I have chosen three plots to illustrate features within the Yelp dataset, each of which tells a story.

This first visualisation shows the distribution of businesses in Las Vegas, colour-coded by neighbourhood, and sized by number of Yelp reviews. It shows clearly that the latitude/longitude data is correct, as the data points are neatly follow the road grid pattern on the background map. Neighbourhoods are also nicely grouped, with a peculiar exception to the west of The Strip - possibly identifying a problem in the data collection process. Finally, the point sizes show that the vast majority of reviews are posted against businesses along The Strip and Downtown - the most touristic areas of the city.

Here, we can see the frequency distribution of shopping related ’check-in’s split by time, day, and location, displayed as a facetted heat map. The Check-in Score is a representation of the actual checkin numbers, normalised across each location, so that a common scale can be used for each of the heat maps.

The visualisation shows good patterns for checkin times, particularly for Las Vegas and Phoenix, where we have a large number of data points to work with. The strong colouring on Saturdays indicates the most popular check-in day, and more constrained banding on Sundays shows the effect of that particular day - limited trading hours compressing the check-in times. The data points for Karlsruhe are very limited, but still show the effect of Germany’s very strict Sunday trading regulations, with virtually no checkins at all. Several peculiarities can be seen - the high number of check-ins around 5am on Friday in both Phoenix and Las Vegas would be worth further investigation.

Note, I have excluded one location to improve the visual layout of the vis - 3x3 is significantly nicer to look at than the 4+4+2 layout shown earlier in this document.

The correlation shown in this plot of user useful and funny votes is very strong, and almost implies that having two separate voting types available is pointness as if a useful vote is awarded, its is very likely that a funny vote will also be applied.

Reflections

My key reflection on the analysis above is that the Yelp dataset is vast. It covers such a large range of disparate subjects around the central topic of business reviews, that focussing on any particular core subject is not easy. Indeed, I spent many hours examining the data, yet still didn’t touch two of the tables (tips and reviews). My focus jumped around geography, user statistics, check-in times, and category/ratings - without going too deeply into one individual subject. In some ways perhaps that is the ideal EDA for this dataset, as it provides overviews of many subjects, which may then be used for more specific and exhaustive analyses at a later date.

I was most satisfied with the location map plots, and the heat maps - they showed interesting patterns, and are clear and easy to understand for a general audience.
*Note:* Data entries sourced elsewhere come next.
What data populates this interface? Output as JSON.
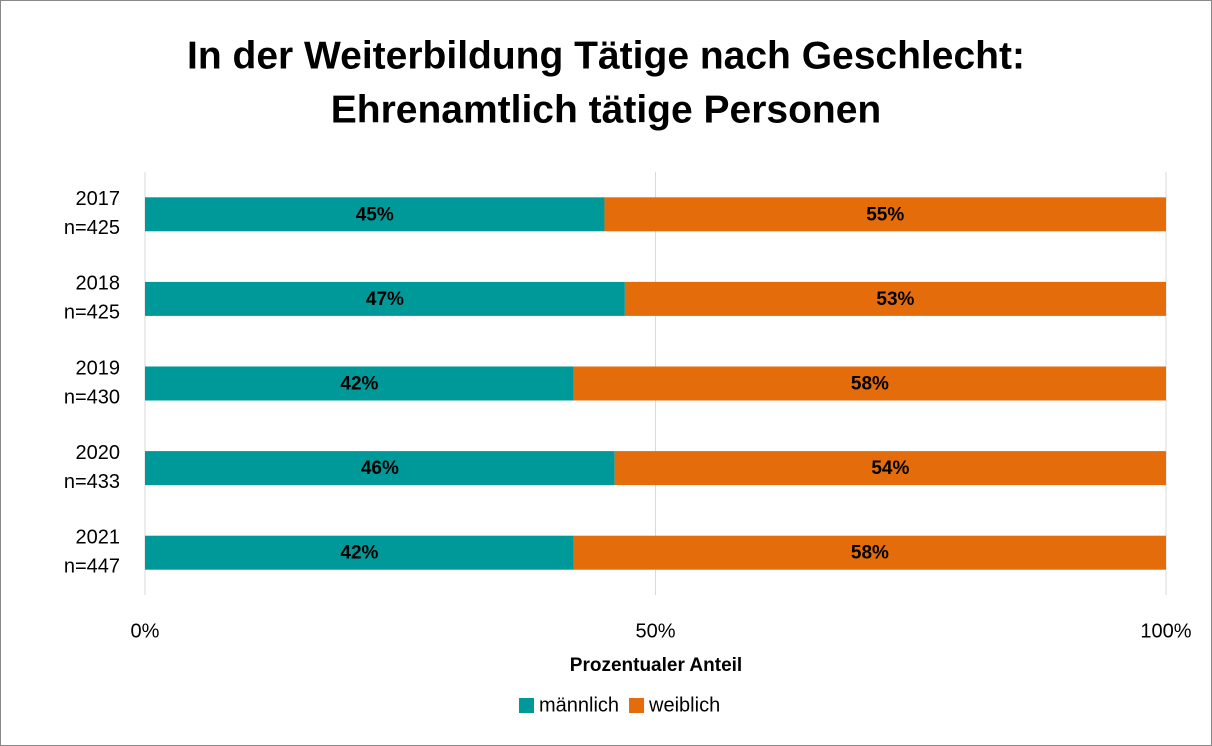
{
  "chart_data": {
    "type": "stacked-bar-horizontal",
    "title": [
      "In der Weiterbildung Tätige nach Geschlecht:",
      "Ehrenamtlich tätige Personen"
    ],
    "categories": [
      [
        "2017",
        "n=425"
      ],
      [
        "2018",
        "n=425"
      ],
      [
        "2019",
        "n=430"
      ],
      [
        "2020",
        "n=433"
      ],
      [
        "2021",
        "n=447"
      ]
    ],
    "series": [
      {
        "name": "männlich",
        "color": "#009999",
        "values": [
          45,
          47,
          42,
          46,
          42
        ],
        "value_labels": [
          "45%",
          "47%",
          "42%",
          "46%",
          "42%"
        ]
      },
      {
        "name": "weiblich",
        "color": "#e46c0a",
        "values": [
          55,
          53,
          58,
          54,
          58
        ],
        "value_labels": [
          "55%",
          "53%",
          "58%",
          "54%",
          "58%"
        ]
      }
    ],
    "xlim": [
      0,
      100
    ],
    "xticks": [
      {
        "value": 0,
        "label": "0%"
      },
      {
        "value": 50,
        "label": "50%"
      },
      {
        "value": 100,
        "label": "100%"
      }
    ],
    "x_label": "Prozentualer Anteil",
    "grid": true,
    "legend": "bottom"
  }
}
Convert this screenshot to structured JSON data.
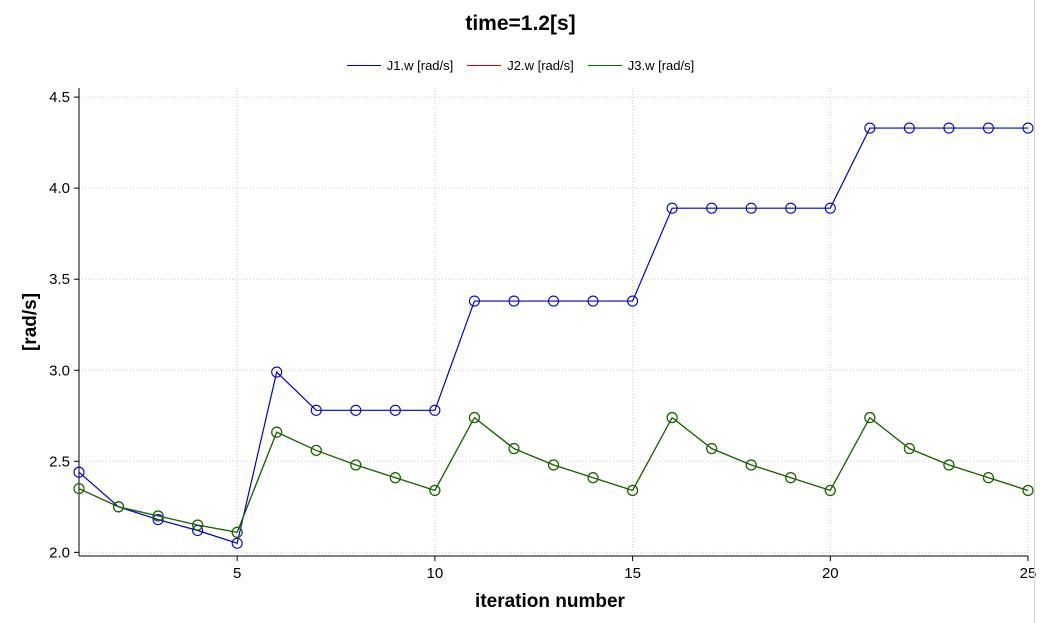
{
  "chart_data": {
    "type": "line",
    "title": "time=1.2[s]",
    "xlabel": "iteration number",
    "ylabel": "[rad/s]",
    "xlim": [
      1,
      25
    ],
    "ylim": [
      1.98,
      4.55
    ],
    "x_ticks": [
      5,
      10,
      15,
      20,
      25
    ],
    "y_ticks": [
      2.0,
      2.5,
      3.0,
      3.5,
      4.0,
      4.5
    ],
    "y_tick_labels": [
      "2.0",
      "2.5",
      "3.0",
      "3.5",
      "4.0",
      "4.5"
    ],
    "grid": true,
    "legend_position": "top-center",
    "x": [
      1,
      2,
      3,
      4,
      5,
      6,
      7,
      8,
      9,
      10,
      11,
      12,
      13,
      14,
      15,
      16,
      17,
      18,
      19,
      20,
      21,
      22,
      23,
      24,
      25
    ],
    "series": [
      {
        "name": "J1.w [rad/s]",
        "color": "#0000cc",
        "values": [
          2.44,
          2.25,
          2.18,
          2.12,
          2.05,
          2.99,
          2.78,
          2.78,
          2.78,
          2.78,
          3.38,
          3.38,
          3.38,
          3.38,
          3.38,
          3.89,
          3.89,
          3.89,
          3.89,
          3.89,
          4.33,
          4.33,
          4.33,
          4.33,
          4.33
        ]
      },
      {
        "name": "J2.w [rad/s]",
        "color": "#e00000",
        "values": [
          2.35,
          2.25,
          2.2,
          2.15,
          2.11,
          2.66,
          2.56,
          2.48,
          2.41,
          2.34,
          2.74,
          2.57,
          2.48,
          2.41,
          2.34,
          2.74,
          2.57,
          2.48,
          2.41,
          2.34,
          2.74,
          2.57,
          2.48,
          2.41,
          2.34
        ]
      },
      {
        "name": "J3.w [rad/s]",
        "color": "#007000",
        "values": [
          2.35,
          2.25,
          2.2,
          2.15,
          2.11,
          2.66,
          2.56,
          2.48,
          2.41,
          2.34,
          2.74,
          2.57,
          2.48,
          2.41,
          2.34,
          2.74,
          2.57,
          2.48,
          2.41,
          2.34,
          2.74,
          2.57,
          2.48,
          2.41,
          2.34
        ]
      }
    ]
  }
}
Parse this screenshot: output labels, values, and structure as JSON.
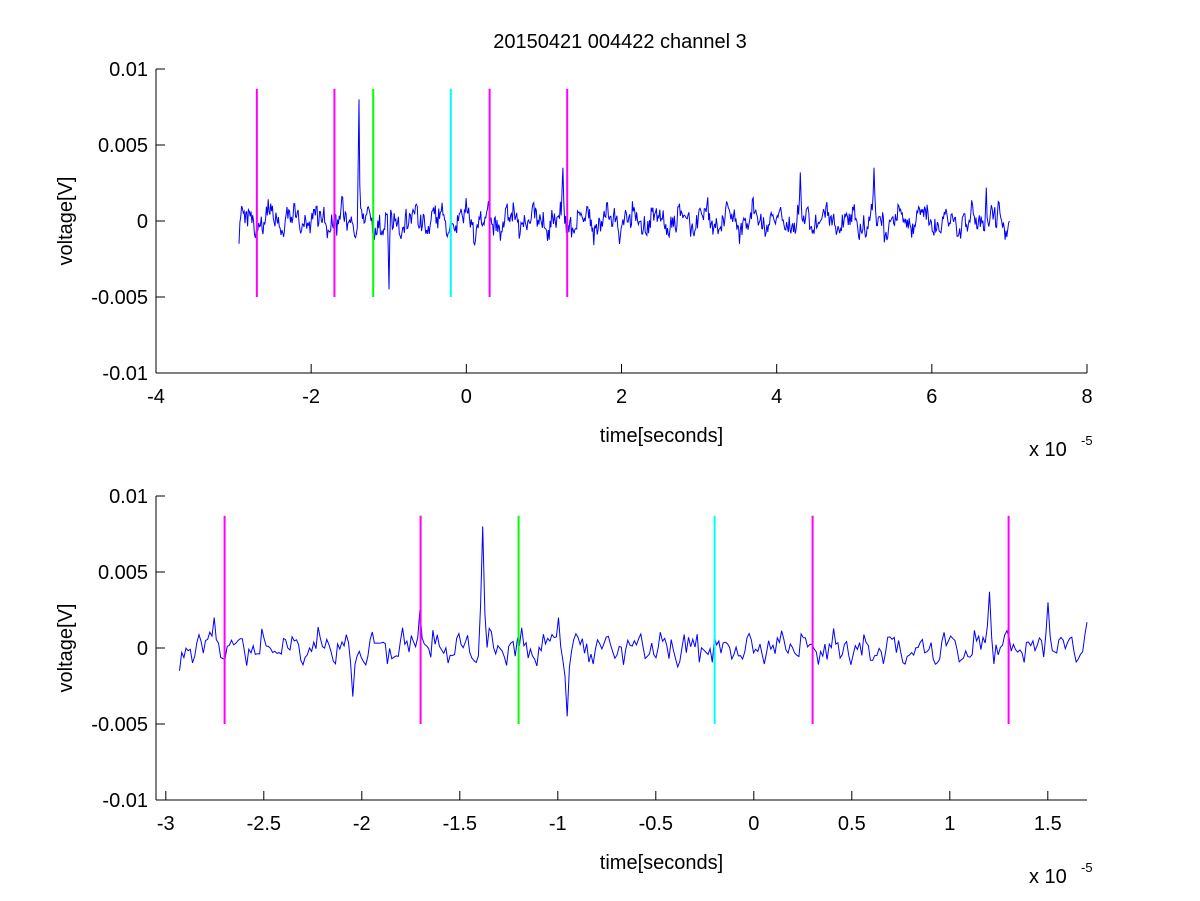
{
  "figure": {
    "title": "20150421 004422 channel 3"
  },
  "chart_data": [
    {
      "type": "line",
      "title": "20150421 004422 channel 3",
      "xlabel": "time[seconds]",
      "ylabel": "voltage[V]",
      "x_exponent_label": "x 10",
      "x_exponent_power": "-5",
      "xlim": [
        -4,
        8
      ],
      "ylim": [
        -0.01,
        0.01
      ],
      "x_ticks": [
        -4,
        -2,
        0,
        2,
        4,
        6,
        8
      ],
      "x_tick_labels": [
        "-4",
        "-2",
        "0",
        "2",
        "4",
        "6",
        "8"
      ],
      "y_ticks": [
        -0.01,
        -0.005,
        0,
        0.005,
        0.01
      ],
      "y_tick_labels": [
        "-0.01",
        "-0.005",
        "0",
        "0.005",
        "0.01"
      ],
      "grid": false,
      "signal": {
        "color": "#0000ff",
        "x_start": -2.93,
        "x_end": 7.0,
        "approx_samples": 900,
        "amplitude": 0.0013,
        "x": [
          -2.93,
          -2.5,
          -1.38,
          -1.0,
          0.0,
          1.25,
          4.3,
          5.25,
          6.7,
          7.0
        ],
        "y": [
          -0.0015,
          0.001,
          0.008,
          -0.0045,
          0.0015,
          0.0035,
          0.0032,
          0.0035,
          0.0022,
          0.0
        ]
      },
      "markers": [
        {
          "x": -2.7,
          "color": "#ff00ff",
          "y_range": [
            -0.005,
            0.0087
          ]
        },
        {
          "x": -1.7,
          "color": "#ff00ff",
          "y_range": [
            -0.005,
            0.0087
          ]
        },
        {
          "x": -1.2,
          "color": "#00ff00",
          "y_range": [
            -0.005,
            0.0087
          ]
        },
        {
          "x": -0.2,
          "color": "#00ffff",
          "y_range": [
            -0.005,
            0.0087
          ]
        },
        {
          "x": 0.3,
          "color": "#ff00ff",
          "y_range": [
            -0.005,
            0.0087
          ]
        },
        {
          "x": 1.3,
          "color": "#ff00ff",
          "y_range": [
            -0.005,
            0.0087
          ]
        }
      ]
    },
    {
      "type": "line",
      "title": "",
      "xlabel": "time[seconds]",
      "ylabel": "voltage[V]",
      "x_exponent_label": "x 10",
      "x_exponent_power": "-5",
      "xlim": [
        -3.05,
        1.7
      ],
      "ylim": [
        -0.01,
        0.01
      ],
      "x_ticks": [
        -3,
        -2.5,
        -2,
        -1.5,
        -1,
        -0.5,
        0,
        0.5,
        1,
        1.5
      ],
      "x_tick_labels": [
        "-3",
        "-2.5",
        "-2",
        "-1.5",
        "-1",
        "-0.5",
        "0",
        "0.5",
        "1",
        "1.5"
      ],
      "y_ticks": [
        -0.01,
        -0.005,
        0,
        0.005,
        0.01
      ],
      "y_tick_labels": [
        "-0.01",
        "-0.005",
        "0",
        "0.005",
        "0.01"
      ],
      "grid": false,
      "signal": {
        "color": "#0000ff",
        "x_start": -2.93,
        "x_end": 1.7,
        "approx_samples": 420,
        "amplitude": 0.0012,
        "x": [
          -2.93,
          -2.75,
          -2.05,
          -1.7,
          -1.38,
          -1.0,
          -0.95,
          1.2,
          1.5,
          1.7
        ],
        "y": [
          -0.0015,
          0.002,
          -0.0032,
          0.0025,
          0.008,
          0.002,
          -0.0045,
          0.0037,
          0.003,
          0.0017
        ]
      },
      "markers": [
        {
          "x": -2.7,
          "color": "#ff00ff",
          "y_range": [
            -0.005,
            0.0087
          ]
        },
        {
          "x": -1.7,
          "color": "#ff00ff",
          "y_range": [
            -0.005,
            0.0087
          ]
        },
        {
          "x": -1.2,
          "color": "#00ff00",
          "y_range": [
            -0.005,
            0.0087
          ]
        },
        {
          "x": -0.2,
          "color": "#00ffff",
          "y_range": [
            -0.005,
            0.0087
          ]
        },
        {
          "x": 0.3,
          "color": "#ff00ff",
          "y_range": [
            -0.005,
            0.0087
          ]
        },
        {
          "x": 1.3,
          "color": "#ff00ff",
          "y_range": [
            -0.005,
            0.0087
          ]
        }
      ]
    }
  ]
}
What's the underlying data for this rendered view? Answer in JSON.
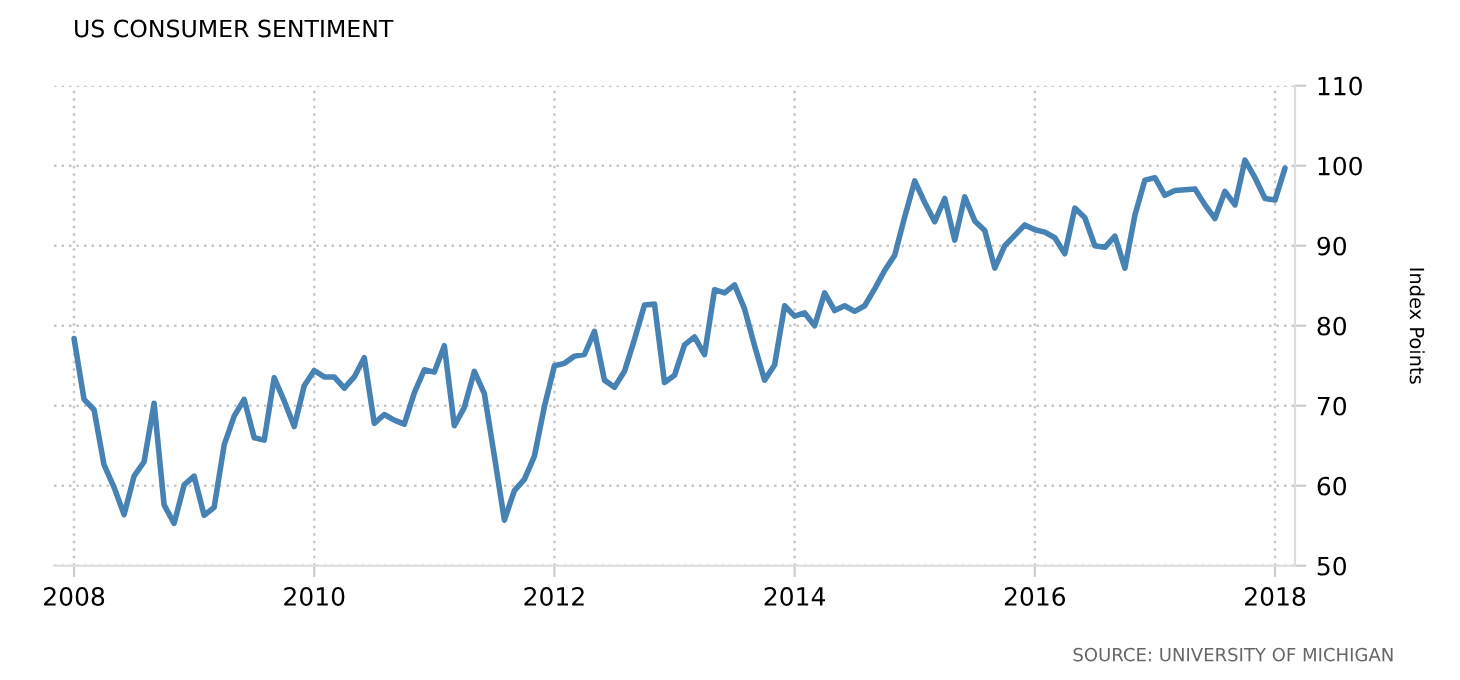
{
  "chart_data": {
    "type": "line",
    "title": "US CONSUMER SENTIMENT",
    "ylabel": "Index Points",
    "annotations": [
      "SOURCE: UNIVERSITY OF MICHIGAN"
    ],
    "x": [
      "2008-01",
      "2008-02",
      "2008-03",
      "2008-04",
      "2008-05",
      "2008-06",
      "2008-07",
      "2008-08",
      "2008-09",
      "2008-10",
      "2008-11",
      "2008-12",
      "2009-01",
      "2009-02",
      "2009-03",
      "2009-04",
      "2009-05",
      "2009-06",
      "2009-07",
      "2009-08",
      "2009-09",
      "2009-10",
      "2009-11",
      "2009-12",
      "2010-01",
      "2010-02",
      "2010-03",
      "2010-04",
      "2010-05",
      "2010-06",
      "2010-07",
      "2010-08",
      "2010-09",
      "2010-10",
      "2010-11",
      "2010-12",
      "2011-01",
      "2011-02",
      "2011-03",
      "2011-04",
      "2011-05",
      "2011-06",
      "2011-07",
      "2011-08",
      "2011-09",
      "2011-10",
      "2011-11",
      "2011-12",
      "2012-01",
      "2012-02",
      "2012-03",
      "2012-04",
      "2012-05",
      "2012-06",
      "2012-07",
      "2012-08",
      "2012-09",
      "2012-10",
      "2012-11",
      "2012-12",
      "2013-01",
      "2013-02",
      "2013-03",
      "2013-04",
      "2013-05",
      "2013-06",
      "2013-07",
      "2013-08",
      "2013-09",
      "2013-10",
      "2013-11",
      "2013-12",
      "2014-01",
      "2014-02",
      "2014-03",
      "2014-04",
      "2014-05",
      "2014-06",
      "2014-07",
      "2014-08",
      "2014-09",
      "2014-10",
      "2014-11",
      "2014-12",
      "2015-01",
      "2015-02",
      "2015-03",
      "2015-04",
      "2015-05",
      "2015-06",
      "2015-07",
      "2015-08",
      "2015-09",
      "2015-10",
      "2015-11",
      "2015-12",
      "2016-01",
      "2016-02",
      "2016-03",
      "2016-04",
      "2016-05",
      "2016-06",
      "2016-07",
      "2016-08",
      "2016-09",
      "2016-10",
      "2016-11",
      "2016-12",
      "2017-01",
      "2017-02",
      "2017-03",
      "2017-04",
      "2017-05",
      "2017-06",
      "2017-07",
      "2017-08",
      "2017-09",
      "2017-10",
      "2017-11",
      "2017-12",
      "2018-01",
      "2018-02"
    ],
    "series": [
      {
        "color": "#4682b4",
        "values": [
          78.4,
          70.8,
          69.5,
          62.6,
          59.8,
          56.4,
          61.2,
          63.0,
          70.3,
          57.6,
          55.3,
          60.1,
          61.2,
          56.3,
          57.3,
          65.1,
          68.7,
          70.8,
          66.0,
          65.7,
          73.5,
          70.6,
          67.4,
          72.5,
          74.4,
          73.6,
          73.6,
          72.2,
          73.6,
          76.0,
          67.8,
          68.9,
          68.2,
          67.7,
          71.6,
          74.5,
          74.2,
          77.5,
          67.5,
          69.8,
          74.3,
          71.5,
          63.7,
          55.7,
          59.4,
          60.8,
          63.7,
          69.9,
          75.0,
          75.3,
          76.2,
          76.4,
          79.3,
          73.2,
          72.3,
          74.3,
          78.3,
          82.6,
          82.7,
          72.9,
          73.8,
          77.6,
          78.6,
          76.4,
          84.5,
          84.1,
          85.1,
          82.1,
          77.5,
          73.2,
          75.1,
          82.5,
          81.2,
          81.6,
          80.0,
          84.1,
          81.9,
          82.5,
          81.8,
          82.5,
          84.6,
          86.9,
          88.8,
          93.6,
          98.1,
          95.4,
          93.0,
          95.9,
          90.7,
          96.1,
          93.1,
          91.9,
          87.2,
          90.0,
          91.3,
          92.6,
          92.0,
          91.7,
          91.0,
          89.0,
          94.7,
          93.5,
          90.0,
          89.8,
          91.2,
          87.2,
          93.8,
          98.2,
          98.5,
          96.3,
          96.9,
          97.0,
          97.1,
          95.1,
          93.4,
          96.8,
          95.1,
          100.7,
          98.5,
          95.9,
          95.7,
          99.7
        ]
      }
    ],
    "xlim": [
      "2007-11",
      "2018-03"
    ],
    "xticks": [
      {
        "value": "2008-01",
        "label": "2008"
      },
      {
        "value": "2010-01",
        "label": "2010"
      },
      {
        "value": "2012-01",
        "label": "2012"
      },
      {
        "value": "2014-01",
        "label": "2014"
      },
      {
        "value": "2016-01",
        "label": "2016"
      },
      {
        "value": "2018-01",
        "label": "2018"
      }
    ],
    "ylim": [
      50,
      110
    ],
    "yticks": [
      50,
      60,
      70,
      80,
      90,
      100,
      110
    ],
    "grid": true,
    "legend": false,
    "marker": "none",
    "line_style": "solid"
  }
}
Looking towards future analyses, I would perform a similar high-level EDA of the two tables I didn’t look into here - the review and tip data. These are primarily text-based, and would be more suited to a NLP analysis. Combined with the EDA already performed, this could highlight some really interesting facets of the data. Alternatively, I would select just one of the tables and perform more in-depth analysis - this would reduce the slightly scatter-shot approach that I ended taking in this analysis.